– Почему?
– Вы про Олега знаете?
– Нет.
– Нет? – изобразила она удивление. – Его признали невменяемым. И теперь будут лечить.
– От чего? – изумился Хургин.
– Они дали заключение о том, что он болен. Поместили в больницу. Он вряд ли оттуда выйдет.
– Вы его видели?
– Да. Он очень плох.
– То есть?
– С ним что-то такое происходит… Не могу объяснить. Я за него боюсь.
– Где он лежит?
– Там же, где находился прежде. Только в другом корпусе.
– Я не понимаю, что происходит, – признался Хургин. – Его не от чего лечить, по-моему.
Они распрощались, и оба были подавлены.
Хургин поехал в больницу на следующий день. Козлова он обнаружил после долгих хлопотливых поисков, но, даже обнаружив, не сразу смог его увидеть. Вышла какая-то заминка, и в один момент Хургин даже подумал, что ему не дадут встретиться с Козловым. Он дрогнул и вынужден был произнести сакраментальное:
– Я от Большакова.
Это выглядело не очень красиво, конечно, но зато подействовало, и через несколько минут его ввели в какой-то кабинет, больше похожий на склад. Здесь было много старой мебели, колченогие стулья высились частоколом, и под их защитой укрывался дюжий санитар с багровым неприветливым лицом.

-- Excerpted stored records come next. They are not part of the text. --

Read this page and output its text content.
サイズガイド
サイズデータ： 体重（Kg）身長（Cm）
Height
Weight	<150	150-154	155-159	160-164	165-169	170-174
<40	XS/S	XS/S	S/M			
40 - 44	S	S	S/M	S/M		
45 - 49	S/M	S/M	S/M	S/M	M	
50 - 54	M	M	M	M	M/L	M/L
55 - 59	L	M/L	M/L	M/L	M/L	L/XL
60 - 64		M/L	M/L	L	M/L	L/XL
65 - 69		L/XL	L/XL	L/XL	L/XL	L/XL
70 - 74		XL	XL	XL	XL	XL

И только пройдя в глубь кабинета, Хургин обнаружил присутствие еще одного человека – тот сидел на табуретке, втянув голову в плечи. Когда Хургин остановился напротив, человек вдруг поднял голову – это был Козлов. Не тот, прежний, а лишь его тень. Жалкое подобие. Хургин склонился и заглянул Козлову в глаза. Смотрел внимательно и напряженно, потом резко распрямился и спросил у санитара:
– Чем вы его колете?
– А? – изобразил тот непонимание.
– Какие лекарства используете?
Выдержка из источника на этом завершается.